Date Awarded


Document Type

Dissertation -- Access Restricted On-Campus Only

Degree Name

Doctor of Philosophy (Ph.D.)


Computer Science


Denys Poshyvanyk


Software maintenance and evolution is a particularly complex phenomenon in the case of long-lived, large-scale systems. It is not uncommon for such systems to progress through years of development history, a number of developers, and a multitude of software artifacts including millions of lines of code. Therefore, realizing even the slightest change may not always be straightforward. Clearly, changes are the central force driving software evolution. Therefore, it is not surprising that a significant effort has been (and should be) devoted in the software engineering community to systematically understanding, estimating, and managing changes to software artifacts.

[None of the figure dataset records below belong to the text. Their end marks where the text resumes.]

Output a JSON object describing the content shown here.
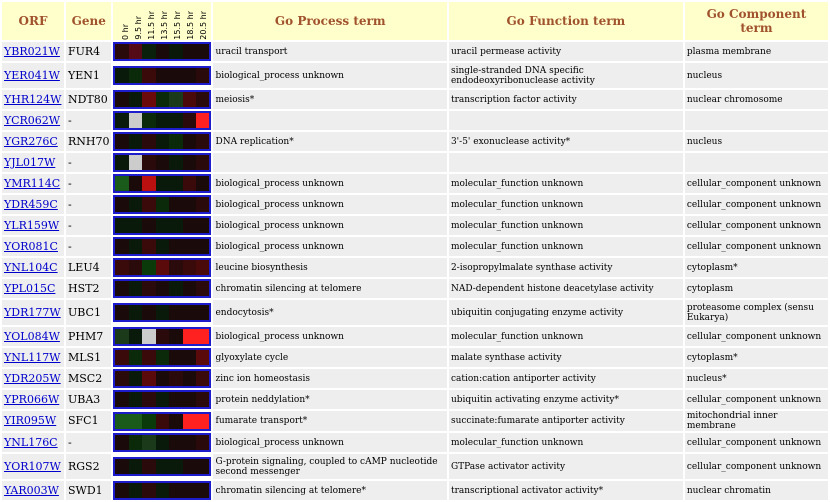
{
  "headers": {
    "orf": "ORF",
    "gene": "Gene",
    "process": "Go Process term",
    "function": "Go Function term",
    "component": "Go Component term"
  },
  "timepoints": [
    "0 hr",
    "9.5 hr",
    "11.5 hr",
    "13.5 hr",
    "15.5 hr",
    "18.5 hr",
    "20.5 hr"
  ],
  "rows": [
    {
      "orf": "YBR021W",
      "gene": "FUR4",
      "process": "uracil transport",
      "function": "uracil permease activity",
      "component": "plasma membrane",
      "colors": [
        "#2a0a0a",
        "#550a18",
        "#0a200a",
        "#1a0a0a",
        "#0a180a",
        "#1a0a0a",
        "#1a0a0a"
      ]
    },
    {
      "orf": "YER041W",
      "gene": "YEN1",
      "process": "biological_process unknown",
      "function": "single-stranded DNA specific endodeoxyribonuclease activity",
      "component": "nucleus",
      "colors": [
        "#0a1a0a",
        "#0a2a0a",
        "#3a0a0a",
        "#1a0a0a",
        "#1a0a0a",
        "#1a0a0a",
        "#2a0a0a"
      ]
    },
    {
      "orf": "YHR124W",
      "gene": "NDT80",
      "process": "meiosis*",
      "function": "transcription factor activity",
      "component": "nuclear chromosome",
      "colors": [
        "#1a0a0a",
        "#0a1a0a",
        "#6a0a0a",
        "#0a2a0a",
        "#1a3a1a",
        "#4a0a0a",
        "#2a0a0a"
      ]
    },
    {
      "orf": "YCR062W",
      "gene": "-",
      "process": "",
      "function": "",
      "component": "",
      "colors": [
        "#0a1a0a",
        "#cccccc",
        "#0a2a0a",
        "#0a1a0a",
        "#0a1a0a",
        "#2a0a0a",
        "#ff2020"
      ]
    },
    {
      "orf": "YGR276C",
      "gene": "RNH70",
      "process": "DNA replication*",
      "function": "3'-5' exonuclease activity*",
      "component": "nucleus",
      "colors": [
        "#1a0a0a",
        "#0a1a0a",
        "#2a0a0a",
        "#0a1a0a",
        "#0a2a0a",
        "#1a0a0a",
        "#2a0a0a"
      ]
    },
    {
      "orf": "YJL017W",
      "gene": "-",
      "process": "",
      "function": "",
      "component": "",
      "colors": [
        "#0a1a0a",
        "#cccccc",
        "#2a0a0a",
        "#1a0a0a",
        "#0a1a0a",
        "#1a0a0a",
        "#2a0a0a"
      ]
    },
    {
      "orf": "YMR114C",
      "gene": "-",
      "process": "biological_process unknown",
      "function": "molecular_function unknown",
      "component": "cellular_component unknown",
      "colors": [
        "#1a5a1a",
        "#1a0a0a",
        "#bb1010",
        "#0a1a0a",
        "#0a1a0a",
        "#3a0a0a",
        "#1a0a0a"
      ]
    },
    {
      "orf": "YDR459C",
      "gene": "-",
      "process": "biological_process unknown",
      "function": "molecular_function unknown",
      "component": "cellular_component unknown",
      "colors": [
        "#1a0a0a",
        "#0a1a0a",
        "#3a0a0a",
        "#0a2a0a",
        "#1a0a0a",
        "#1a0a0a",
        "#2a0a0a"
      ]
    },
    {
      "orf": "YLR159W",
      "gene": "-",
      "process": "biological_process unknown",
      "function": "molecular_function unknown",
      "component": "cellular_component unknown",
      "colors": [
        "#0a1a0a",
        "#0a1a0a",
        "#1a0a0a",
        "#0a1a0a",
        "#0a1a0a",
        "#1a0a0a",
        "#1a0a0a"
      ]
    },
    {
      "orf": "YOR081C",
      "gene": "-",
      "process": "biological_process unknown",
      "function": "molecular_function unknown",
      "component": "cellular_component unknown",
      "colors": [
        "#1a0a0a",
        "#0a1a0a",
        "#3a0a0a",
        "#0a1a0a",
        "#1a0a0a",
        "#1a0a0a",
        "#1a0a0a"
      ]
    },
    {
      "orf": "YNL104C",
      "gene": "LEU4",
      "process": "leucine biosynthesis",
      "function": "2-isopropylmalate synthase activity",
      "component": "cytoplasm*",
      "colors": [
        "#3a0a0a",
        "#2a0a0a",
        "#0a3a0a",
        "#5a0a0a",
        "#2a0a0a",
        "#3a0a0a",
        "#4a0a0a"
      ]
    },
    {
      "orf": "YPL015C",
      "gene": "HST2",
      "process": "chromatin silencing at telomere",
      "function": "NAD-dependent histone deacetylase activity",
      "component": "cytoplasm",
      "colors": [
        "#1a0a0a",
        "#0a1a0a",
        "#2a0a0a",
        "#1a0a0a",
        "#0a1a0a",
        "#1a0a0a",
        "#2a0a0a"
      ]
    },
    {
      "orf": "YDR177W",
      "gene": "UBC1",
      "process": "endocytosis*",
      "function": "ubiquitin conjugating enzyme activity",
      "component": "proteasome complex (sensu Eukarya)",
      "colors": [
        "#1a0a0a",
        "#0a1a0a",
        "#1a0a0a",
        "#0a1a0a",
        "#1a0a0a",
        "#1a0a0a",
        "#1a0a0a"
      ]
    },
    {
      "orf": "YOL084W",
      "gene": "PHM7",
      "process": "biological_process unknown",
      "function": "molecular_function unknown",
      "component": "cellular_component unknown",
      "colors": [
        "#1a3a1a",
        "#0a1a0a",
        "#cccccc",
        "#2a0a0a",
        "#1a0a0a",
        "#ff2020",
        "#ff2020"
      ]
    },
    {
      "orf": "YNL117W",
      "gene": "MLS1",
      "process": "glyoxylate cycle",
      "function": "malate synthase activity",
      "component": "cytoplasm*",
      "colors": [
        "#3a0a0a",
        "#0a2a0a",
        "#3a0a0a",
        "#0a2a0a",
        "#1a0a0a",
        "#1a0a0a",
        "#5a0a0a"
      ]
    },
    {
      "orf": "YDR205W",
      "gene": "MSC2",
      "process": "zinc ion homeostasis",
      "function": "cation:cation antiporter activity",
      "component": "nucleus*",
      "colors": [
        "#2a0a0a",
        "#0a1a0a",
        "#5a0a0a",
        "#1a0a0a",
        "#2a0a0a",
        "#1a0a0a",
        "#3a0a0a"
      ]
    },
    {
      "orf": "YPR066W",
      "gene": "UBA3",
      "process": "protein neddylation*",
      "function": "ubiquitin activating enzyme activity*",
      "component": "cellular_component unknown",
      "colors": [
        "#1a0a0a",
        "#0a1a0a",
        "#2a0a0a",
        "#0a1a0a",
        "#1a0a0a",
        "#1a0a0a",
        "#2a0a0a"
      ]
    },
    {
      "orf": "YIR095W",
      "gene": "SFC1",
      "process": "fumarate transport*",
      "function": "succinate:fumarate antiporter activity",
      "component": "mitochondrial inner membrane",
      "colors": [
        "#1a5a1a",
        "#1a5a1a",
        "#0a3a0a",
        "#3a0a0a",
        "#1a0a0a",
        "#ff2020",
        "#ff2020"
      ]
    },
    {
      "orf": "YNL176C",
      "gene": "-",
      "process": "biological_process unknown",
      "function": "molecular_function unknown",
      "component": "cellular_component unknown",
      "colors": [
        "#1a0a0a",
        "#0a2a0a",
        "#1a3a1a",
        "#0a1a0a",
        "#1a0a0a",
        "#1a0a0a",
        "#2a0a0a"
      ]
    },
    {
      "orf": "YOR107W",
      "gene": "RGS2",
      "process": "G-protein signaling, coupled to cAMP nucleotide second messenger",
      "function": "GTPase activator activity",
      "component": "cellular_component unknown",
      "colors": [
        "#1a0a0a",
        "#0a1a0a",
        "#2a0a0a",
        "#0a1a0a",
        "#0a1a0a",
        "#1a0a0a",
        "#1a0a0a"
      ]
    },
    {
      "orf": "YAR003W",
      "gene": "SWD1",
      "process": "chromatin silencing at telomere*",
      "function": "transcriptional activator activity*",
      "component": "nuclear chromatin",
      "colors": [
        "#1a0a0a",
        "#0a1a0a",
        "#2a0a0a",
        "#0a1a0a",
        "#1a0a0a",
        "#1a0a0a",
        "#1a0a0a"
      ]
    }
  ]
}
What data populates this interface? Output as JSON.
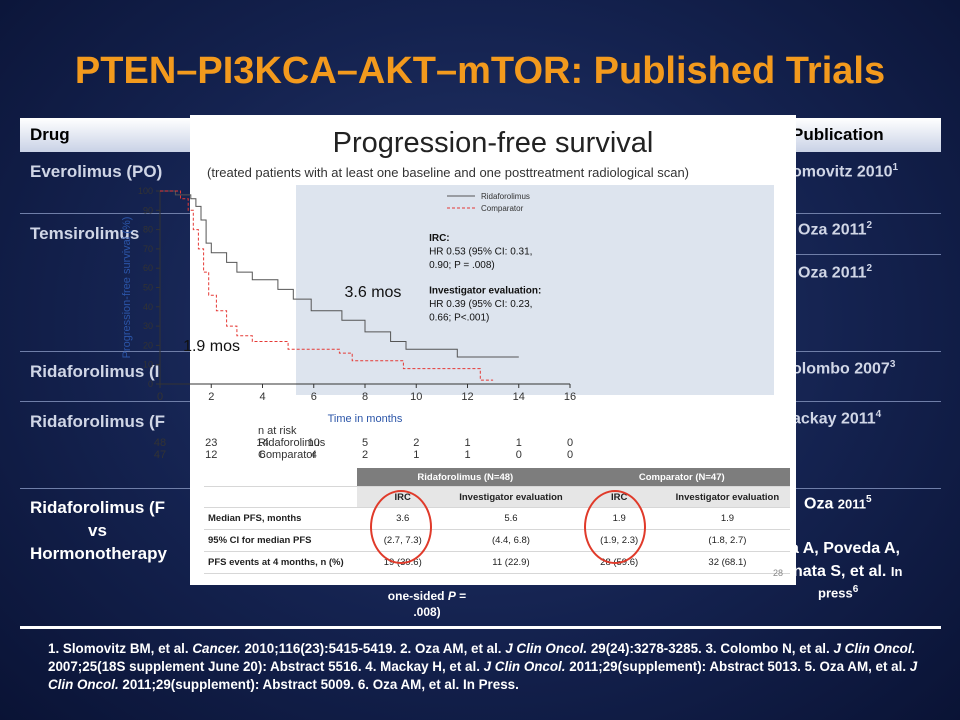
{
  "title": "PTEN–PI3KCA–AKT–mTOR: Published Trials",
  "table": {
    "header": {
      "drug": "Drug",
      "publication": "Publication"
    },
    "rows": [
      {
        "drug": "Everolimus (PO)",
        "pub": "omovitz 2010",
        "sup": "1"
      },
      {
        "drug": "Temsirolimus",
        "pub": "Oza 2011",
        "sup": "2"
      },
      {
        "drug": "",
        "pub": "Oza 2011",
        "sup": "2"
      },
      {
        "drug": "Ridaforolimus (I",
        "pub": "olombo 2007",
        "sup": "3"
      },
      {
        "drug": "Ridaforolimus (F",
        "pub": "ackay 2011",
        "sup": "4"
      }
    ],
    "last_row": {
      "line1": "Ridaforolimus (F",
      "line2": "vs",
      "line3": "Hormonotherapy",
      "pub": "Oza",
      "pub_year": "2011",
      "pub_sup": "5",
      "pub2_line1": "a A, Poveda A,",
      "pub2_line2a": "nata S, et al.",
      "pub2_line2b": "In",
      "pub2_line3": "press",
      "pub2_sup": "6"
    },
    "stat_note": {
      "line1": "one-sided",
      "p_label": "P",
      "line2": "=",
      "line3": ".008)"
    }
  },
  "footnote": {
    "p1": "1. Slomovitz BM, et al. ",
    "j1": "Cancer.",
    "p2": " 2010;116(23):5415-5419. 2. Oza AM, et al.  ",
    "j2": "J Clin Oncol.",
    "p3": " 29(24):3278-3285. 3. Colombo N, et al.  ",
    "j3": "J Clin Oncol.",
    "p4": " 2007;25(18S supplement June 20): Abstract 5516. 4. Mackay H, et al. ",
    "j4": "J Clin Oncol.",
    "p5": " 2011;29(supplement): Abstract 5013. 5. Oza AM, et al. ",
    "j5": "J Clin Oncol.",
    "p6": " 2011;29(supplement): Abstract 5009. 6. Oza AM, et al. In Press."
  },
  "panel": {
    "title": "Progression-free survival",
    "subtitle": "(treated patients with at least one baseline and one posttreatment radiological scan)",
    "irc_title": "IRC:",
    "irc_line1": "HR 0.53 (95% CI: 0.31,",
    "irc_line2": "0.90; P = .008)",
    "inv_title": "Investigator evaluation:",
    "inv_line1": "HR 0.39 (95% CI: 0.23,",
    "inv_line2": "0.66; P<.001)",
    "median_ridaforolimus": "3.6 mos",
    "median_comparator": "1.9 mos",
    "at_risk_label": "n at risk",
    "at_risk_rows": [
      {
        "name": "Ridaforolimus",
        "values": [
          "48",
          "23",
          "14",
          "10",
          "5",
          "2",
          "1",
          "1",
          "0"
        ]
      },
      {
        "name": "Comparator",
        "values": [
          "47",
          "12",
          "6",
          "4",
          "2",
          "1",
          "1",
          "0",
          "0"
        ]
      }
    ],
    "page_number": "28"
  },
  "chart_data": {
    "type": "line",
    "xlabel": "Time in months",
    "ylabel": "Progression-free survival (%)",
    "xlim": [
      0,
      16
    ],
    "ylim": [
      0,
      100
    ],
    "xticks": [
      0,
      2,
      4,
      6,
      8,
      10,
      12,
      14,
      16
    ],
    "yticks": [
      0,
      10,
      20,
      30,
      40,
      50,
      60,
      70,
      80,
      90,
      100
    ],
    "legend_position": "top-right",
    "series": [
      {
        "name": "Ridaforolimus",
        "color": "#555555",
        "points": [
          [
            0,
            100
          ],
          [
            0.6,
            100
          ],
          [
            0.6,
            98
          ],
          [
            1.2,
            98
          ],
          [
            1.2,
            96
          ],
          [
            1.4,
            96
          ],
          [
            1.4,
            92
          ],
          [
            1.6,
            92
          ],
          [
            1.6,
            85
          ],
          [
            1.8,
            85
          ],
          [
            1.8,
            73
          ],
          [
            2.0,
            73
          ],
          [
            2.0,
            68
          ],
          [
            2.6,
            68
          ],
          [
            2.6,
            63
          ],
          [
            3.0,
            63
          ],
          [
            3.0,
            58
          ],
          [
            3.6,
            58
          ],
          [
            3.6,
            54
          ],
          [
            4.6,
            54
          ],
          [
            4.6,
            49
          ],
          [
            5.2,
            49
          ],
          [
            5.2,
            44
          ],
          [
            5.9,
            44
          ],
          [
            5.9,
            38
          ],
          [
            7.1,
            38
          ],
          [
            7.1,
            33
          ],
          [
            8.0,
            33
          ],
          [
            8.0,
            27
          ],
          [
            9.0,
            27
          ],
          [
            9.0,
            22
          ],
          [
            9.6,
            22
          ],
          [
            9.6,
            18
          ],
          [
            11.6,
            18
          ],
          [
            11.6,
            14
          ],
          [
            14.0,
            14
          ]
        ]
      },
      {
        "name": "Comparator",
        "color": "#e53935",
        "points": [
          [
            0,
            100
          ],
          [
            0.8,
            100
          ],
          [
            0.8,
            96
          ],
          [
            1.1,
            96
          ],
          [
            1.1,
            90
          ],
          [
            1.3,
            90
          ],
          [
            1.3,
            80
          ],
          [
            1.5,
            80
          ],
          [
            1.5,
            70
          ],
          [
            1.7,
            70
          ],
          [
            1.7,
            58
          ],
          [
            1.9,
            58
          ],
          [
            1.9,
            46
          ],
          [
            2.2,
            46
          ],
          [
            2.2,
            38
          ],
          [
            2.6,
            38
          ],
          [
            2.6,
            30
          ],
          [
            3.0,
            30
          ],
          [
            3.0,
            25
          ],
          [
            3.6,
            25
          ],
          [
            3.6,
            22
          ],
          [
            5.0,
            22
          ],
          [
            5.0,
            18
          ],
          [
            7.0,
            18
          ],
          [
            7.0,
            16
          ],
          [
            7.5,
            16
          ],
          [
            7.5,
            12
          ],
          [
            9.5,
            12
          ],
          [
            9.5,
            8
          ],
          [
            12.5,
            8
          ],
          [
            12.5,
            2
          ],
          [
            13.0,
            2
          ]
        ]
      }
    ]
  },
  "results_table": {
    "group_ridaforolimus": "Ridaforolimus (N=48)",
    "group_comparator": "Comparator (N=47)",
    "col_irc": "IRC",
    "col_inv": "Investigator evaluation",
    "rows": [
      {
        "label": "Median PFS, months",
        "values": [
          "3.6",
          "5.6",
          "1.9",
          "1.9"
        ]
      },
      {
        "label": "95% CI for median PFS",
        "values": [
          "(2.7, 7.3)",
          "(4.4, 6.8)",
          "(1.9, 2.3)",
          "(1.8, 2.7)"
        ]
      },
      {
        "label": "PFS events at 4 months, n (%)",
        "values": [
          "19 (39.6)",
          "11 (22.9)",
          "28 (59.6)",
          "32 (68.1)"
        ]
      }
    ]
  }
}
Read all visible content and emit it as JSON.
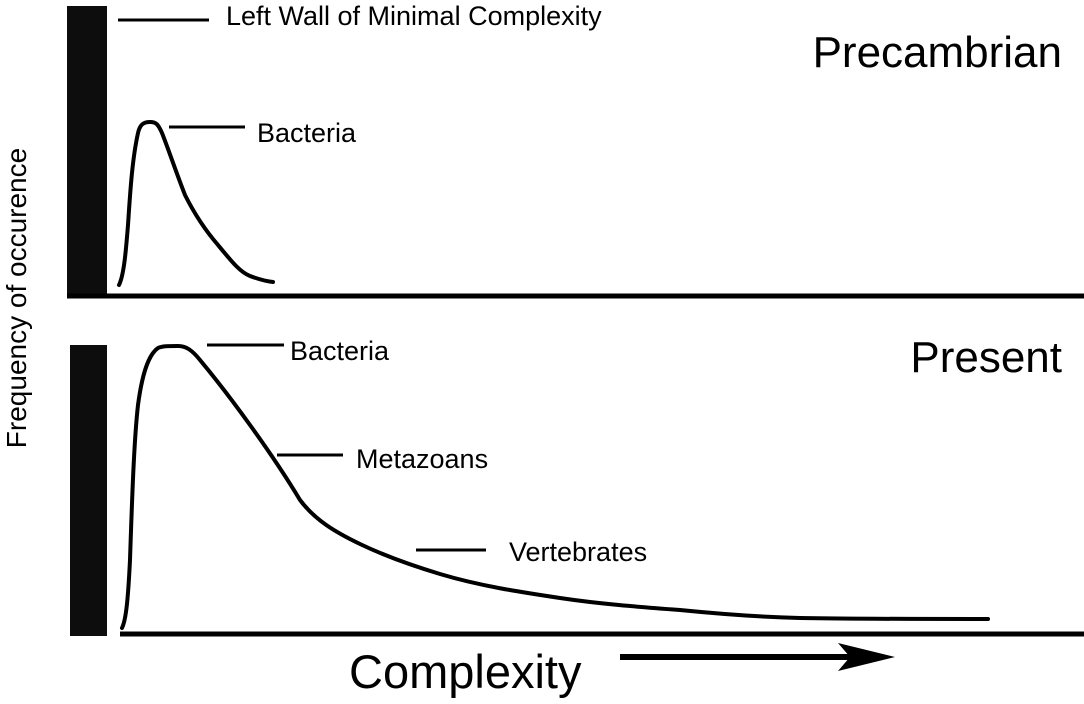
{
  "diagram": {
    "y_axis_label": "Frequency of occurence",
    "x_axis_label": "Complexity",
    "top_panel": {
      "era": "Precambrian",
      "wall_label": "Left Wall of Minimal Complexity",
      "peak_label": "Bacteria"
    },
    "bottom_panel": {
      "era": "Present",
      "labels": [
        "Bacteria",
        "Metazoans",
        "Vertebrates"
      ]
    },
    "colors": {
      "ink": "#000000",
      "wall": "#0d0d0d",
      "background": "#ffffff"
    }
  }
}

This effort includes the three core change related tasks of (1) expert developer recommendations - identifying who are the most experienced developers to implement needed changes, (2) traceability link recovery recovering dependencies (traceability links) between different types of software artifacts, and (3) software change impact analysis - which other software entities should be changed given a starting point.;This dissertation defines a framework for an integrated approach to support three core software maintenance and evolution tasks: expert developer recommendation, traceability link recovery, and software change impact analysis. The framework is centered on the use of conceptual and evolutionary relationships latent in structured and unstructured software artifacts. Information Retrieval (IR) and Mining Software Repositories (MSR) based techniques are used for analyzing and deriving these relationships. All the three tasks are supported under the framework by providing systematic combinations of MSR and IR analyses on single and multiple versions of a software system. Our approach to the integration of information is what sets it apart from previously reported relevant solutions in the literature. Evaluation on a number of open source systems suggests that such combinations do offer improvements over individual approaches.